New Biography of "Frontier Feminist" Clarina Howard Nichols to Be Discussed at the Library

In the years before the Civil War, Kansas was a battleground. As Free State forces clashed with pro-slavery marauders from Missouri, a 40-something mother of four from Vermont waged a war of her own. As “Bleeding Kansas” raged around her, Clarina Howard Nichols came into her own as a champion of equal rights for women and blacks.

A new biography tells the story of this often-overlooked reformer and her contributions to social justice in 19th century America.

In Frontier Feminist: Clarina Howard Nichols and the Politics of Motherhood, Marilyn S. Blackwell and Kristen Tegtmeier Oertel provide an accessible, deeply researched, and often thrilling study of Nichols’ life and achievements.

For one of its authors, the book represents a homecoming long in the making.

An associate professor of 19th century American history at the University of Tulsa, Dr. Oertel first became enamored with history during her junior year of high school at Shawnee Mission North in Overland Park, Kansas. Growing up at a time before women’s studies was prevalent in the educational system, Oertel didn’t learn of her Kansas forebear until years after she left home. She was working on her master’s thesis at SUNY-Binghampton when she first became aware of Nichols.

“When I discovered that she was responsible for passing school suffrage so that women in Kansas could vote on their school board before anywhere else in the country, I was shocked,” Oertel remembers. “I couldn’t understand why I hadn’t heard of her before.”

Dr. Kristen Tegtmeier Oertel

Now as co-author of the first scholarly biography of Clarina Howard Nichols, Oertel can ensure that future generations of Kansans won’t miss out on the remarkable legacy of one of the state’s most progressive figures.

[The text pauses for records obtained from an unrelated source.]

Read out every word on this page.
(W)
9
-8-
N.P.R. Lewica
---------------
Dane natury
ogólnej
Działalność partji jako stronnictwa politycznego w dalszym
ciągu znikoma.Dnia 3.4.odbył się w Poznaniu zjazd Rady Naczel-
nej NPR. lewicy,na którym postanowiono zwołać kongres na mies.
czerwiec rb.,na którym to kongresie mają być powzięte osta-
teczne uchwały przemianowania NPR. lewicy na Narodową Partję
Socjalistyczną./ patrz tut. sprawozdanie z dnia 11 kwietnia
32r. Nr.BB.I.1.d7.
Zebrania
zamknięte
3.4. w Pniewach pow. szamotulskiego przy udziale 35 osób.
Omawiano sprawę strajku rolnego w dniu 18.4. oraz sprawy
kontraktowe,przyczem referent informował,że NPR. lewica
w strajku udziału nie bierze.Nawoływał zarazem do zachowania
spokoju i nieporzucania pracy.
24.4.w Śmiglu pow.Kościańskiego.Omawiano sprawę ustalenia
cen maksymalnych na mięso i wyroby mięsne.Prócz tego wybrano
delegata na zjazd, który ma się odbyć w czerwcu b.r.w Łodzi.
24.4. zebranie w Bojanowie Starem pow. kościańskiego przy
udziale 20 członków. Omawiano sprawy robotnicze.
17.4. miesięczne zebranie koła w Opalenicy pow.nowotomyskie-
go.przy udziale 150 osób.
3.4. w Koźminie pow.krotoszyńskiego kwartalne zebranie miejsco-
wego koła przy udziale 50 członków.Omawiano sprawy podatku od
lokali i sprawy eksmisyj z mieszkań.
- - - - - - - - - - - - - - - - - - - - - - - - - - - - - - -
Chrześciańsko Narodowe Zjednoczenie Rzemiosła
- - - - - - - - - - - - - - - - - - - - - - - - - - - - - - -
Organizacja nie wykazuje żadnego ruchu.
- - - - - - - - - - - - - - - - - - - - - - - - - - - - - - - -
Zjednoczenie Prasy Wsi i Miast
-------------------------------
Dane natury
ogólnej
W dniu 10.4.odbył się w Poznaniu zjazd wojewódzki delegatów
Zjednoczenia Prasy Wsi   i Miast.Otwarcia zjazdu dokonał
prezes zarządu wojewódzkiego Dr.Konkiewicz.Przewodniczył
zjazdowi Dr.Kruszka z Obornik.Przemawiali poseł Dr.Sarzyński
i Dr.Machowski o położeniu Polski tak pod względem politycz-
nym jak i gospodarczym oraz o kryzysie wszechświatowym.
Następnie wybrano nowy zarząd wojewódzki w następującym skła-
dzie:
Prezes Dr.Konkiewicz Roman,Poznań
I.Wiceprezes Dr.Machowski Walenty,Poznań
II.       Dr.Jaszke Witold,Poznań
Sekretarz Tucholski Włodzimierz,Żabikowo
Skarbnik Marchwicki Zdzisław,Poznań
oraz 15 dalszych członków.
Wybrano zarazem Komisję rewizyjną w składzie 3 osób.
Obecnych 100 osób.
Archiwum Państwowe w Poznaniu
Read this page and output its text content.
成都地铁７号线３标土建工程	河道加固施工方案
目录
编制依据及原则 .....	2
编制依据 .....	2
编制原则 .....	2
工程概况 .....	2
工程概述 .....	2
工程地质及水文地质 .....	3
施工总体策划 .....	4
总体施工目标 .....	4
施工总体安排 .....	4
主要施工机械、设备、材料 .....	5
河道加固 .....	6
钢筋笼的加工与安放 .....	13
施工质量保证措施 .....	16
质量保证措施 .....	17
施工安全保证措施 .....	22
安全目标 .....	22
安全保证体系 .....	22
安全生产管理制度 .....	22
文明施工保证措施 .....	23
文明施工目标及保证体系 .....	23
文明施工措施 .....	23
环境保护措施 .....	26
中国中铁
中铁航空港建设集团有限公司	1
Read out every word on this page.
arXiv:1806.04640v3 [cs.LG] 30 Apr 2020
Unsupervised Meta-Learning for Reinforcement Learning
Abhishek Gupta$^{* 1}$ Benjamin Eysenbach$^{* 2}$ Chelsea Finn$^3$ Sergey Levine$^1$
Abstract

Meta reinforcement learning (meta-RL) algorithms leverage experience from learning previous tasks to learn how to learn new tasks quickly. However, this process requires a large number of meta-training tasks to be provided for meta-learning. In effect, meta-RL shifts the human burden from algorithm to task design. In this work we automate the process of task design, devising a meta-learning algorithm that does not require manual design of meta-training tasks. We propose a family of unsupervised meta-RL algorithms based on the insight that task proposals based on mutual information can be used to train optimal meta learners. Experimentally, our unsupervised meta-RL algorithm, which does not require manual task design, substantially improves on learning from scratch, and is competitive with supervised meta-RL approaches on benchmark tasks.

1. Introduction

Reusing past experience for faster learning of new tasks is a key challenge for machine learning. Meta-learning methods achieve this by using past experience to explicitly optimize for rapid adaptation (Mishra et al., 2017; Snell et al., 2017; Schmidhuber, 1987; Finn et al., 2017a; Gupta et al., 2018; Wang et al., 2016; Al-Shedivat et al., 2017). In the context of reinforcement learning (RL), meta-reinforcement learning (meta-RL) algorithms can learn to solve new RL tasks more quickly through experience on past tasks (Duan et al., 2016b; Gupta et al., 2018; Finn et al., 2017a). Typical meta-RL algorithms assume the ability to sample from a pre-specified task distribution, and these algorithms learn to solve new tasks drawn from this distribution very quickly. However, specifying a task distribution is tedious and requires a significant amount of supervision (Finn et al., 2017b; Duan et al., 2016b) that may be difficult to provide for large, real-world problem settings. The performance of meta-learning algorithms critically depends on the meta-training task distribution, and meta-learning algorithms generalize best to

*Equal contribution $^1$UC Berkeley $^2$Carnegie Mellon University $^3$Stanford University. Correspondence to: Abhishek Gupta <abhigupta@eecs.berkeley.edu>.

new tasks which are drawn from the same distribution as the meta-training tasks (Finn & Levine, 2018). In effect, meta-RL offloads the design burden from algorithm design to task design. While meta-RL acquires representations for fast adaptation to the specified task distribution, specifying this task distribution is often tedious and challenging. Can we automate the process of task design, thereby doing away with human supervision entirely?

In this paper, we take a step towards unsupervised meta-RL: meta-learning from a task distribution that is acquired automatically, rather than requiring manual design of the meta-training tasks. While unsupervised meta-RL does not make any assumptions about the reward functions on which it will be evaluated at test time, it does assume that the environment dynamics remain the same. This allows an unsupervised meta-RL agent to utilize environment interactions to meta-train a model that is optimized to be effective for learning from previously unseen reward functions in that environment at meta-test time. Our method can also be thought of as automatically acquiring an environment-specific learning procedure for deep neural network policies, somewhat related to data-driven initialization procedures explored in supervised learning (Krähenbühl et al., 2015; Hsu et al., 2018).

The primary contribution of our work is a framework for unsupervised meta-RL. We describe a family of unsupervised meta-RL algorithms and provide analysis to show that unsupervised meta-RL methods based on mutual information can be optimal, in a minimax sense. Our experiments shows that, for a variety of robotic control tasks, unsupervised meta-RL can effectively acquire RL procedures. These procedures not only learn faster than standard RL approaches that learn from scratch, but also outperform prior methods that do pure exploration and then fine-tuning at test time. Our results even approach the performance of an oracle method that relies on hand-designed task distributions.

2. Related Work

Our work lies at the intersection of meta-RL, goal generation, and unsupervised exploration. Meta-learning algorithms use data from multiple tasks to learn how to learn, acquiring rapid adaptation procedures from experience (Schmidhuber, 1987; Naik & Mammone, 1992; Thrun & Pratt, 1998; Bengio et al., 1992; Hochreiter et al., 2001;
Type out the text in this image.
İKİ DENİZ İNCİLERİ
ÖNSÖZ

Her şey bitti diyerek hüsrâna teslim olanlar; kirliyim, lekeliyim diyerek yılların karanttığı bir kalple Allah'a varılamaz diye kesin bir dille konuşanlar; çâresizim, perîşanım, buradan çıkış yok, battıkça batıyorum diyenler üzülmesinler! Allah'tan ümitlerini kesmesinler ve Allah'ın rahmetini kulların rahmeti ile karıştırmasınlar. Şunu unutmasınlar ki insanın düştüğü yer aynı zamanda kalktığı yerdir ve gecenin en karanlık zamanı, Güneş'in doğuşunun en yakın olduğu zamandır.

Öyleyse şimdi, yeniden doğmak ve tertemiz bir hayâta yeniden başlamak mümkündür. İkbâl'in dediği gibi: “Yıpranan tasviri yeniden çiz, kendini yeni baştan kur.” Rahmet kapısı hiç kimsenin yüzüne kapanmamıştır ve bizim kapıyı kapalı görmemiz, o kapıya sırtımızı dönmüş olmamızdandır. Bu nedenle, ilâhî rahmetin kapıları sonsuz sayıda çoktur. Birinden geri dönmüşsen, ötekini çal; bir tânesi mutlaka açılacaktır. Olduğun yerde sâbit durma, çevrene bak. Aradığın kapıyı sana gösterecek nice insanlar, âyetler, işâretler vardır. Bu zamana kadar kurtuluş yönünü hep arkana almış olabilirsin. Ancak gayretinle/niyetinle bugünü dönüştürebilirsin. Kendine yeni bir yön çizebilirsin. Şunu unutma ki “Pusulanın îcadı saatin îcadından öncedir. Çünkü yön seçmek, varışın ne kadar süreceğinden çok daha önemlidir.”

Using the impact of Nichols’ ill-fated first marriage as a springboard, Oertel and Blackwell trace Nichols’ entire activist arc – from cutting her teeth as a newspaper editor in Vermont; through her years as a traveling speaker and pioneer of progressivism in her adopted state of Kansas; to her final days in California.

Though a formidable journalist and accomplished lecturer in her time, Nichols is not as well-remembered today as her contemporaries and friends such as Susan B. Anthony, Elizabeth Cady Stanton, and Lucy Stone. At least, not outside of Kansas.

Following the Kansas-Nebraska Act of 1854, Nichols, then 44 and remarried, led her family in joining thousands of other anti-slavery emigrants from the east who hoped to build a “new oasis of freedom” in Kansas. She moved first to Lawrence, then, three years later, to Wyandotte County.

Nichols’ return to prominence has been many years in the making.

In the 1970s, Kansas archivist Joseph Gambone edited Nichols’ papers, dubbing her “The Forgotten Feminist of Kansas.” More recently, Kansas City-based writer Diane Eckhoff revived interest in Nichols with her 2006 biography, Revolutionary Heart: The Life of Clarina Nichols and the Pioneering Crusade for Women’s Rights.

Now, with Frontier Feminist, Blackwell and Oertel usher Nichols into the wider discourse of American history. They argue that this self-described “strong-minded woman” built an effective “politics of motherhood” that was based on the importance of women’s traditional roles in a functional moral society. This strategy was particularly effective in the rough, frontier landscape of Kansas, where women and mothers were essential for the survival of the community.

Blackwell and Oertel write:

With knitting in hand, she fashioned a political identity out of the moral authority and respectability middle-class white women garnered in antebellum America. […] Like a modern-day soccer mom presiding over the legislature, Nichols ably negotiated the political gender divide, retaining her essential femininity and ethic of care while promoting a progressive political agenda.

Nichols’ life, however, was slightly more eventful than that of a 21st century surburban housewife. This was, after all, the frontier.

For instance, while stationed with militant abolitionist John Brown’s company, Nichols’ son Relie was wounded in the Battle of Black Jack on June 2, 1856. Soon after, Nichols clutched the bullet that had passed through Relie’s shoulder while entreating a crowd in New York City:

Are you mothers? Let me speak to you for the mothers of Kansas. I am one of them. My sons are among the sufferers and the defenders of that ill-fated Territory; their blood has baptized the soil which they yet live to weep over, to love, and to defend.

Image: KS State Historical Soc.

Later, she obtained another souvenir: manacles filed from the ankles of a fugitive slave from Parkville, Missouri. Ensconced in the intellectual center of Quindaro – a strikingly multi-ethnic community of abolitionist whites, Native Americans and blacks located across the Missouri River from Westport in what is now Kansas City, Kansas – Nichols was active in helping escaped slaves traverse the Underground Railroad.

The manacles, which Nichols donated to the Vermont Historical Society, were more than symbolic.

“Coupled with her son’s bullet,” Oertel and Blackwell write, “these slave manacles were concrete evidence that both whites and blacks suffered under slavery’s presence in Kansas Territory.”